Korean artist Jaegu Kang takes pictures of young men (they are usually 19 years old) just before they enter the obliged military service of 2 years. He wants to show them in their purest form, which is why they are naked and capture the feeling they have at this moment, mostly fear, dread and vulnerability. This young man happened to have a tattoo, which, in Chinese symbols says something like "Yesterday is over and will not come back" and basically implies that we should look forward and not live in the past.



Another Korean artist: Taebum Ha. He uses pictures of war scenes, here in Gaza, and painstakingly replicates the surroundings with paper models, which he then destroys again with the air rifle of his son, that shoots little, plastic bullets. Beautiful but scary at the same time.



The works of the artist Suzanne Moxhay have me a very surreal Magritte feeling. Are we inside or outside? Which size is the right one? Where does the light come from? Is it night or day? Very playful, very intriguing and certainly very well done.



Julie Poncet used her love for complementary colours in this shot. Funnily I also found out yesterday that apparently this house, situated in the north of Paris, is for sale. Just in case that you are interfered.

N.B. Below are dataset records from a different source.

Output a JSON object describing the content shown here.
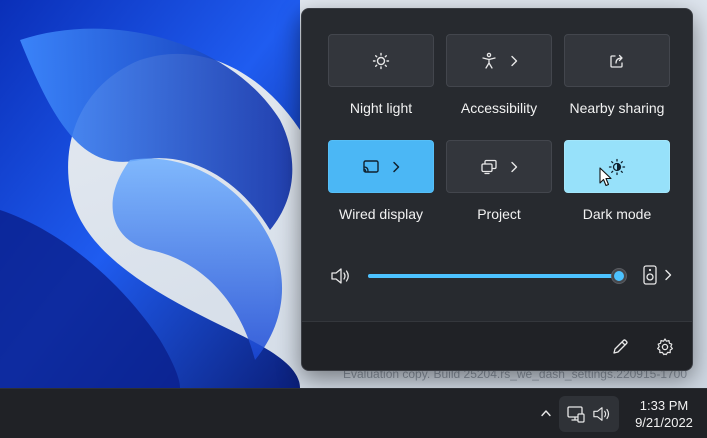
{
  "desktop": {
    "watermark": "Evaluation copy. Build 25204.rs_we_dash_settings.220915-1700"
  },
  "quick_settings": {
    "tiles": [
      {
        "label": "Night light",
        "icon": "night-light-icon",
        "has_chevron": false,
        "state": "off"
      },
      {
        "label": "Accessibility",
        "icon": "accessibility-icon",
        "has_chevron": true,
        "state": "off"
      },
      {
        "label": "Nearby sharing",
        "icon": "nearby-sharing-icon",
        "has_chevron": false,
        "state": "off"
      },
      {
        "label": "Wired display",
        "icon": "wired-display-icon",
        "has_chevron": true,
        "state": "on"
      },
      {
        "label": "Project",
        "icon": "project-icon",
        "has_chevron": true,
        "state": "off"
      },
      {
        "label": "Dark mode",
        "icon": "dark-mode-icon",
        "has_chevron": false,
        "state": "on"
      }
    ],
    "volume": {
      "level": 0.99,
      "icon": "speaker-icon",
      "output_icon": "speaker-device-icon"
    },
    "footer": {
      "edit_icon": "pencil-icon",
      "settings_icon": "gear-icon"
    }
  },
  "taskbar": {
    "time": "1:33 PM",
    "date": "9/21/2022",
    "tray_icons": [
      "network-icon",
      "speaker-icon"
    ]
  },
  "colors": {
    "accent": "#4cc2ff",
    "wired_display_active": "#4bb7f5",
    "dark_mode_active": "#97e1fa",
    "panel_bg": "#272a2f",
    "tile_bg": "#33363c",
    "taskbar_bg": "#202226"
  }
}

I absolutely fell in love with the work of Romain Jacquet-Lagrèze, who mostly shoots in Asia and whose well-balanced compositions make my soul feel at rest. Wonderful!!



Corinne Mariaud shows us the (fake?) beauty of Asian girls but also criticizes the way how everything is reduced to just looks there until we end up with a society, which reminded me of "Brave New World" by Aldous Huxley because everyone looks the same in the end.



Yuna Yagi again. Here she works with a special computer program that was specifically designed for her and that is able to change certain parts of a work only. It's hard to explain. Just have a look.



Kim de Molenaer. Always beautiful, usually black and white photographs of people.



Tami Bahat combines people and animals in antiquated looking pictures.



Sofiane Samlai. This image made me laugh out loud. Brilliant use of Photoshop and any artist who is able to combine art and humour is very welcome.



I must admit that I liked his works better last year but this small image again totally captivated my attention. Johann Fournier.